Con igual escrupulosidad observaban los fariseos, como en otra ocasión demostraremos ampliamente, las ordenanzas de sus doctores relativas al descanso del sábado. Repetidas veces vituperarán al Salvador acerca de este punto, pues ni aun siquiera toleraban que en tal día hiciese sus curaciones milagrosas. Según se ve a cada instante en el tratado Schabbath (Sábado) del Talmud, la casuística de los rabinos se ejerció también en este sentido con una prodigalidad de detalles en que brilla más la imaginación que la inteligencia de la ley y de su verdadero espíritu.
En varias circunstancias reprochó Jesucristo a los fariseos su hipocresía. Tal era, en efecto, uno de los principales vicios de la secta. La piedad de muchos de ellos no era más que ostentación y aparato. Su orgullo no tenía límites. Su «justicia», es decir, su santidad, era más aparente que real. Hubo entre ellos, sin duda, fariseos buenos y honrados, como hubo escribas virtuosos; pero en general tenían espíritu deplorable. El mismo Talmud no quiso privarse del maligno placer de señalar la ridiculez de muchos de entre ellos. «Hay —dice— siete fariseos: 1) el que acepta la ley como una carga; 2) el que obra por interés; 3) el que se da de cabeza contra la pared para no ver una mujer; 4) el que obra por ostentación; 5) el que pregunta cuál es la obra buena que deberá hacer; 6) el que obra por temor; 7) el que obra por amor.» De donde se sigue que muchos miembros del partido fariseo se guiaban en sus actos por motivos harto poco laudables.

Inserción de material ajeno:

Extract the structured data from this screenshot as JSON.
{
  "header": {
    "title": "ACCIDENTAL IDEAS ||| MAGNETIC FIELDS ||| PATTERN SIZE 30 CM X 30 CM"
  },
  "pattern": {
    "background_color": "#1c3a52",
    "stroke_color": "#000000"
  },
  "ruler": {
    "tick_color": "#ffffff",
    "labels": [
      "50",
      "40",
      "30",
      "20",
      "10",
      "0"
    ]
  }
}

Tales eran los guías religiosos de Israel en la época de Jesús. Claramente dice Josefo que su autoridad sobrepujaba a la de los sacerdotes y a la del Sumo Pontífice[116]. Era comparable a la de los antiguos profetas. ¿Cuál sería la vida religiosa de una nación imbuida hasta la médula del espíritu farisaico? Pronto diremos que, desgraciadamente, la habían formado a su imagen y semejanza. Además, con su pernicioso ejemplo, contribuyeron poderosamente a alejar de Jesús la gran masa de sus conciudadanos. Pronto hubo entre Jesús y aquellos hombres de espíritu mezquino choques y dificultades cada vez mayores. El espíritu de Jesús y el de ellos, la enseñanza de Jesús y la de ellos, la santidad que Jesús predicaba y la que practicaban ellos, las virtudes fundamentales del cristianismo y la «justicia» del fariseísmo, superficial si ya no hipócrita, se hallaban en polos opuestos. Comprendiendo el riesgo que la predicación y conducta de Jesús hacían correr a la influencia de que ellos gozaban sobre el pueblo, se irguieron contra Él, de concierto con los escribas, sus jefes. Con reiterados ataques y con odiosas calumnias, consiguieron apartar de Él a muchos de los que al principio habían creído en su misión divina, y su cruel hostilidad le condujo finalmente al Calvario. Pero no pudieron impedir que el Salvador desenmascarase sus vicios y los estigmatizase para siempre en aquellas invectivas que varias veces hemos citado.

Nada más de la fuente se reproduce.